Even otherwise the controller cannot prevent a lawyer from appearing on behalf of her client while filing the patent application if she holds a valid power of attorney. The provisions of the amended Patent Act are inherently defective and self contradictory. For instance, section 132 has been amended by the 2002 amendment and it virtually abrogated the power of attorney concept and restricted the role of lawyers to hearing before the Controller alone.
With the 2005 amendment Section 126 was further amended and clause (i) of Section 126(c) was omitted. It seems there was a clear intention on the part of Indian government to keep lawyers away from patent filing and taking part in various proceeding under the Indian Patent act, 1970 before the controller.
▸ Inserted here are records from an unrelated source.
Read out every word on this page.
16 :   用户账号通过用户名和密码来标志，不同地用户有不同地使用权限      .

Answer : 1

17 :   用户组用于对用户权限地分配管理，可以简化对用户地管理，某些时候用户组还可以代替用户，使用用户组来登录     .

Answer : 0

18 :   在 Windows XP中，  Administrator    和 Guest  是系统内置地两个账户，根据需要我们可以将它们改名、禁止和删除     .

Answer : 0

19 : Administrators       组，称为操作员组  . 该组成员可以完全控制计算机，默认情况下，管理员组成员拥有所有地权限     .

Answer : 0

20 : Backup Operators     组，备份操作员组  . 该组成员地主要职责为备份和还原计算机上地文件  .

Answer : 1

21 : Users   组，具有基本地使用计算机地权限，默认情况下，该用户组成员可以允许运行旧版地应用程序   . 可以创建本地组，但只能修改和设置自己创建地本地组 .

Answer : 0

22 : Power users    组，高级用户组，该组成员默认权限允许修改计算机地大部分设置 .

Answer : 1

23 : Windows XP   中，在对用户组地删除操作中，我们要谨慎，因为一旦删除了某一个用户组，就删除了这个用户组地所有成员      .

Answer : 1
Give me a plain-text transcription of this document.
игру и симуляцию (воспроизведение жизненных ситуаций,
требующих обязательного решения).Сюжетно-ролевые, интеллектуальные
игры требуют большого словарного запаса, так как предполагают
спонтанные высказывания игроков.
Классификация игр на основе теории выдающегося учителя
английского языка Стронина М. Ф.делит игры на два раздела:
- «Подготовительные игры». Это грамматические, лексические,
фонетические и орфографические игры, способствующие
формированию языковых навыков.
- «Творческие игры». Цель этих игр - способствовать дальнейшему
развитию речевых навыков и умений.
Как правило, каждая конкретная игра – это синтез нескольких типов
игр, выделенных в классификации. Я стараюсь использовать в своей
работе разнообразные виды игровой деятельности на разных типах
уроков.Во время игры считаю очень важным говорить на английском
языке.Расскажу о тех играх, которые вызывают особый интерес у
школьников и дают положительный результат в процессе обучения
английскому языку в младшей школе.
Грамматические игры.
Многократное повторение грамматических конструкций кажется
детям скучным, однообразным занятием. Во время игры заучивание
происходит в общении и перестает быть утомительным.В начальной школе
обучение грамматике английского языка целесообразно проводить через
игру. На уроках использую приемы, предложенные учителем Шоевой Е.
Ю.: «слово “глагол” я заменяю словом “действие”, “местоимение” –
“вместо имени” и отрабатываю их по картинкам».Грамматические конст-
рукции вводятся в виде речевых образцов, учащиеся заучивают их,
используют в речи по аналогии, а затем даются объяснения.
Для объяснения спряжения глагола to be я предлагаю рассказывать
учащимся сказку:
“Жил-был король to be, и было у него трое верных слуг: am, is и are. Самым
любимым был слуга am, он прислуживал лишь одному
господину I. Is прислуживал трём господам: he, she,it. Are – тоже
It is surprising why it took more than a decade i.e. after the 2002 amendment for lawyers to agitate this issue. Interestingly, another writ petition is also pending before the High Court of Kerala. It is high time for both the central government and the Supreme Court of India to interfere in this matter and bring uniformity of practice all over India once and for all.
While doing so, the Supreme Court and central government must keep in mind that generally the five year integrated course law students can never be patents agents with the present criteria. Similarly, three year law students cannot be patent agents till they have a science background and they clear the patent agent examination. The LL.B degree is a complete waste in the present situation as only science degree and patent agent examination is recognised.
There was an urgent need to seek clarification about Section 126 as it stands on date and the Madras High Court has exactly done so.
Before closing this discussion, we would like to stress that party autonomy must be respected by both the controller and Indian government. If an inventor is more comfortable with a lawyer, she should not be forced to seek the services of a patent agent simply because lawyers have been systematically barred from the patent proceeding under the Indian Patent Act, 1970.
A duly executed power of attorney in favour of a lawyer should be sufficient to allow her to file a patent application and take part in various proceedings before the controller of Patents. If a lawyer is not competent to draft and file a patent application and patent specification, let the concerned party decide the same. Further, if there is any defect in the patent application and patent specification, the controller can always point out to the same.
But presuming that lawyers are not competent or qualified to file a patent application and patent specification is ignorance of the ground reality and the expertise that legal fraternity possess. It is high time to think about these issues as soon as possible to bring justness, transparency and accountability in the patent proceedings before the controller.